The University of Washington lost a class-action lawsuit last week as a state court ordered the Seattle-based public university to retroactively award meritorious faculty 2 percent salary hikes withheld in 2003.
According to Washington spokesperson Norman Arkans, the university added a policy to its faculty handbook about six years ago to increase the salary of commendable faculty by 2 percent each year.
With dwindling state support however, the university decided to maintain the status quo on faculty salaries in 2003, reasoning it did not make sense to increase faculty salaries and cut support to other aspects of the university.
"The administration's view of the policy was that it was dependent on having funding come to us from the state Legislature for faculty salary increases," Arkans said.
Judge Mary Yu of the King County Superior Court disagreed however, and in her decision last week said no language in the faculty handbook qualifies the increases as dependent on funding.
"[T]he court concludes that the plain language creates a mandatory duty that requires the university to provide meritorious faculty an annual merit increase of at least 2 percent," Yu said. "The court cannot find any language that makes the merit salary increase contingent on funding."
Arkans said the authors of the handbook believe it was "perfectly clear" that the 2 percent increase was contingent on receiving funding from the Legislature.

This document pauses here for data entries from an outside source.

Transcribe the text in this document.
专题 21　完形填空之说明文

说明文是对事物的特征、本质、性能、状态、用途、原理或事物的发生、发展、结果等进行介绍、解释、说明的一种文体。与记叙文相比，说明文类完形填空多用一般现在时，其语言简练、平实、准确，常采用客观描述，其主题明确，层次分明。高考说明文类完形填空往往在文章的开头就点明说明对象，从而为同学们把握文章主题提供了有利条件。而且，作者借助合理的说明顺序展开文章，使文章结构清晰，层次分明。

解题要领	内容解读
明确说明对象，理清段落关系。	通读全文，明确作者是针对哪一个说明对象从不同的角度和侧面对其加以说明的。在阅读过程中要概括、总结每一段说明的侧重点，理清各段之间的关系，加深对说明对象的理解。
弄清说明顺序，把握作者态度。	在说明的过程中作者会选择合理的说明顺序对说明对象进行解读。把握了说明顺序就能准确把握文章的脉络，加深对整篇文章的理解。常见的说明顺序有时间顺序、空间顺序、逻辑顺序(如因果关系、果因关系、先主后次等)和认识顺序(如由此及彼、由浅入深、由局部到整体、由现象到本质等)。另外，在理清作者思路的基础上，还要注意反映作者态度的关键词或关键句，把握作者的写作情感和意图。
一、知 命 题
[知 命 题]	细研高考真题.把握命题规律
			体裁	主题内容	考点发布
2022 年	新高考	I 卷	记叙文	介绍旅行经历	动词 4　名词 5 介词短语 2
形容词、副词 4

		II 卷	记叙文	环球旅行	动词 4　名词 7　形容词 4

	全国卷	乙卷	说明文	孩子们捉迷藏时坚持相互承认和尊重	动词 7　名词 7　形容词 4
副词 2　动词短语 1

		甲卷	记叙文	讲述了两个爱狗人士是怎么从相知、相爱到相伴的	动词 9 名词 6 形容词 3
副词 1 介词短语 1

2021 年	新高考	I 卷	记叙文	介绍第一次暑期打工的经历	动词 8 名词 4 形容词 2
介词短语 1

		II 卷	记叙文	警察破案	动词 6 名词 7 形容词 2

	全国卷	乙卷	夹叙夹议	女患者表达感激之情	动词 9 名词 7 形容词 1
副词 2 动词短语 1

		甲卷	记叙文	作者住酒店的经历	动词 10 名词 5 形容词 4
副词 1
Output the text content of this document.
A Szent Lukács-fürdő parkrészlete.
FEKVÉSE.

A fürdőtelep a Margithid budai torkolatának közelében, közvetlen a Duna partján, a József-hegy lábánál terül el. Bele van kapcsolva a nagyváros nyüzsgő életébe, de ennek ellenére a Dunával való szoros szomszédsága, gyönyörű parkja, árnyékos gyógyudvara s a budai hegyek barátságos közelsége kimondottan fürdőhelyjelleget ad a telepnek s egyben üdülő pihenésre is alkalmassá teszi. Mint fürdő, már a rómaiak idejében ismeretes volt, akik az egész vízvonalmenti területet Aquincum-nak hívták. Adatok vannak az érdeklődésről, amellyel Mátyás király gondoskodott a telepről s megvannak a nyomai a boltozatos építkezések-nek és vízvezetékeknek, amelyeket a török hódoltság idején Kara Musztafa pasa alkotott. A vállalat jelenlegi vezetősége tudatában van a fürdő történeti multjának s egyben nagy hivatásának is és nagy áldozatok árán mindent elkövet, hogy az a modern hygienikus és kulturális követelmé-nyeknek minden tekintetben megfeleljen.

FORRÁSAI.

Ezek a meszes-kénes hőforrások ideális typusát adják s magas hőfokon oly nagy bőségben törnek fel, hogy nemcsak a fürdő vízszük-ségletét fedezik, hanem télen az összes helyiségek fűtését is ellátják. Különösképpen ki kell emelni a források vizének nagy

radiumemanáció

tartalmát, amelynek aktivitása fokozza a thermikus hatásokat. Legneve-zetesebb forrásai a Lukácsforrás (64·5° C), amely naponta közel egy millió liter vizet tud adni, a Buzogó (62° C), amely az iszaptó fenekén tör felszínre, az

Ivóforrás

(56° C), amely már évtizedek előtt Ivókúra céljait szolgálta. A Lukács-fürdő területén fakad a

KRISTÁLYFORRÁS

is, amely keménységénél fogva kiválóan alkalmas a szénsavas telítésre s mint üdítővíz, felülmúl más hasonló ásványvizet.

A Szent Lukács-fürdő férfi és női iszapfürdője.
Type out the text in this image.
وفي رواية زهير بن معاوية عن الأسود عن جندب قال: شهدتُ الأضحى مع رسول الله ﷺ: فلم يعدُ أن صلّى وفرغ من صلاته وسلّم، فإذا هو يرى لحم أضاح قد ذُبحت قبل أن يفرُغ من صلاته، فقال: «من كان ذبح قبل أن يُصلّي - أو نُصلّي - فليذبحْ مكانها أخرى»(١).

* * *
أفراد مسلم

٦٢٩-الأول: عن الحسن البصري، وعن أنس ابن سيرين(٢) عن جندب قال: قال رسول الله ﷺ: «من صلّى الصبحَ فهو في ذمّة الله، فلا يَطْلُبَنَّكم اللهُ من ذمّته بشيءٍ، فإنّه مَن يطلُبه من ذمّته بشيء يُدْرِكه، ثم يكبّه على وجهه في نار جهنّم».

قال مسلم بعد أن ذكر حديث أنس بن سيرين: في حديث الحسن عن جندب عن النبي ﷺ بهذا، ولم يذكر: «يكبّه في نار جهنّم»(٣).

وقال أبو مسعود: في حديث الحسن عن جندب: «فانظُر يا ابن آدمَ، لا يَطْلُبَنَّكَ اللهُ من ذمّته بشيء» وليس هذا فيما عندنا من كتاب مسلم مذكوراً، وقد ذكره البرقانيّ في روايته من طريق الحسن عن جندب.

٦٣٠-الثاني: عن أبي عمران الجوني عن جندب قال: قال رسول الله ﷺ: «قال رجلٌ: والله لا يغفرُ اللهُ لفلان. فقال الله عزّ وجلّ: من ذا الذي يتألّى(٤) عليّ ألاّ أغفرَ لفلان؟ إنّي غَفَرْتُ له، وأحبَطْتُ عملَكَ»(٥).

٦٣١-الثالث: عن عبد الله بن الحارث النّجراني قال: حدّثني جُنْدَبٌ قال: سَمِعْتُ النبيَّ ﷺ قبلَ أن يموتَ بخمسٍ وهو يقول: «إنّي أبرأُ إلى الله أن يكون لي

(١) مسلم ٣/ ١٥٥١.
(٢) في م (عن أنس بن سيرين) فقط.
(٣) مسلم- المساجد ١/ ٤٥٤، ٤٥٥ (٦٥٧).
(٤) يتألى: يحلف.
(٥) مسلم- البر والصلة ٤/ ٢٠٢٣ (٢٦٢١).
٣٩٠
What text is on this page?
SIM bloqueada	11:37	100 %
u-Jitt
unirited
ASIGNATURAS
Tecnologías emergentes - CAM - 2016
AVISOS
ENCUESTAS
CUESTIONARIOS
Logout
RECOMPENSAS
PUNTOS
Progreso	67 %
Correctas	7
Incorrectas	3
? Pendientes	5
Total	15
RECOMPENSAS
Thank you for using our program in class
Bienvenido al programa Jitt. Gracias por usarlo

"Without the influx of new money or in the event of decreased state support, a reevaluation of this Faculty Salary Policy may prove necessary," the handbook reads.
Yu's decision, which will reportedly cost the university more than $12 million, cited the word "reevaluation" as reason why the school could not abruptly bypass a salary increase.
"There's a provision in one of those … documents that says the president may reevaluate the policy in the future but it doesn't say the president may ignore the policy in the future," Stephen Strong, attorney for the Washington faculty members, said.
The next step in the legal process, Strong said, is for the court to determine who will be paid by the university and how much, as he said the failure to increase salary nearly three years ago now equates to more than a 2 percent hike.
"It's not just for one year, it's not a bonus that's the issue — it's a pay raise," Strong said. "People were making less money ever since that occurred, which was three years [ago]."
Arkans said he personally believes the language in the handbook could have more clearly expressed the university's intent. The idea, he said, was Washington could refrain from making the increase in a given year as long as it did not give another adjunct of the university increased funding.
"We have a long-standing commitment to competitive faculty salaries, and by competitive I mean with our peers like Wisconsin, like Michigan, like UCLA, like Berkeley," Arkans said.
In 2003 though, Arkans said the state actually cut the budget and so the university made the decision not to further put itself in a hole by increasing faculty salaries, but instead to "say these are tough economic times … and hope that the following year is better."
The University of Washington has not yet decided whether to appeal the decision.